It's a very large prime number which has a very convenient representation, which makes it useful. You could use it in a Mersenne Twister RNG, for instance.
I think think when this was written, that number-1 was the largest known mersenne prime (which are the prime numbers that can be written as 2^something - 1). Some more context on this particular prime here: https://primes.utm.edu/notes/756839.html
I'm too busy to check but I'd bet money that it's a Mersenne prime.
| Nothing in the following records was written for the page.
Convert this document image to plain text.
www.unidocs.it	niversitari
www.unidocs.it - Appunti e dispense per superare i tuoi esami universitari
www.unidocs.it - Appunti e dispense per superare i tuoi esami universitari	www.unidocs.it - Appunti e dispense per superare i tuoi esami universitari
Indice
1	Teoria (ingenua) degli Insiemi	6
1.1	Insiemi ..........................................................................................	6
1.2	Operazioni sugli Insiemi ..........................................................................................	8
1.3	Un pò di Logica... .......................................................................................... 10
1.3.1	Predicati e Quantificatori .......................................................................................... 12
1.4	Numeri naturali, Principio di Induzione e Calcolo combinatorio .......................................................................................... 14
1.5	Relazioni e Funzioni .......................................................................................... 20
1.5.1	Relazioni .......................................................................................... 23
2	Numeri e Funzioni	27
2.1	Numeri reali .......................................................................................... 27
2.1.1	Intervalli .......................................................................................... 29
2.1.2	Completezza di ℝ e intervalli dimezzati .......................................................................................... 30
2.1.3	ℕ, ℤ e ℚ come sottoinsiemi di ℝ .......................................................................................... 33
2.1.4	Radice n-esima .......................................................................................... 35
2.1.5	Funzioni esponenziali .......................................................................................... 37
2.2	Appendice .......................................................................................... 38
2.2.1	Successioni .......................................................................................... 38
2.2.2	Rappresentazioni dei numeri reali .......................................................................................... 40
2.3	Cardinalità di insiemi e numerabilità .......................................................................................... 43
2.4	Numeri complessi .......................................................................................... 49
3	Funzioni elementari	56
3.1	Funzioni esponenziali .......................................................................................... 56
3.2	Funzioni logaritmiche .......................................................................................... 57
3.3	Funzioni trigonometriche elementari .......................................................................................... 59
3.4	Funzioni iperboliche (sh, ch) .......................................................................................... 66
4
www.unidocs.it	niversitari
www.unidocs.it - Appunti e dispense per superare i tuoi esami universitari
The series looks exponential (like 2^n) and it's not hard to imagine that fenceposting (±1) led to each member in the series being (2^n)-1 - which is the form for Mersenne primes.
What always fascinated me about this sequence was the huge (multiplicative) gap between the exponents: 2^127 - 1 and 2^521 - 1.
If that property continued after 2^20,996,011 - 1 the next one would be around 2^86,133,241-1 which is bigger than the (provisional) 51st Mersenne prime, so we'd be stuck at "40th verified Mersenne prime found in 2003".
Which really makes you wonder about the density of these primes in exponent terms ...
I was looking at a list of prime numbers in binary format and I noticed a pattern, where if 2^n - 1, a Mersenne Prime, is in the list, then (2^(n+1) - 2^(n) - 1) is also in the list.
I looked at the list of Mersenne Primes on Wikipedia and checked the primality of (2^43112610 - 2^43112609 - 1) on Wolfram Alpha, but to test for any results larger than that, the results are inconclusive.
The largest discovered prime number is a Mersenne Prime (2^82589933 - 1), so I'm wondering how I can go about testing (2^82589934 - 2^82589933 - 1).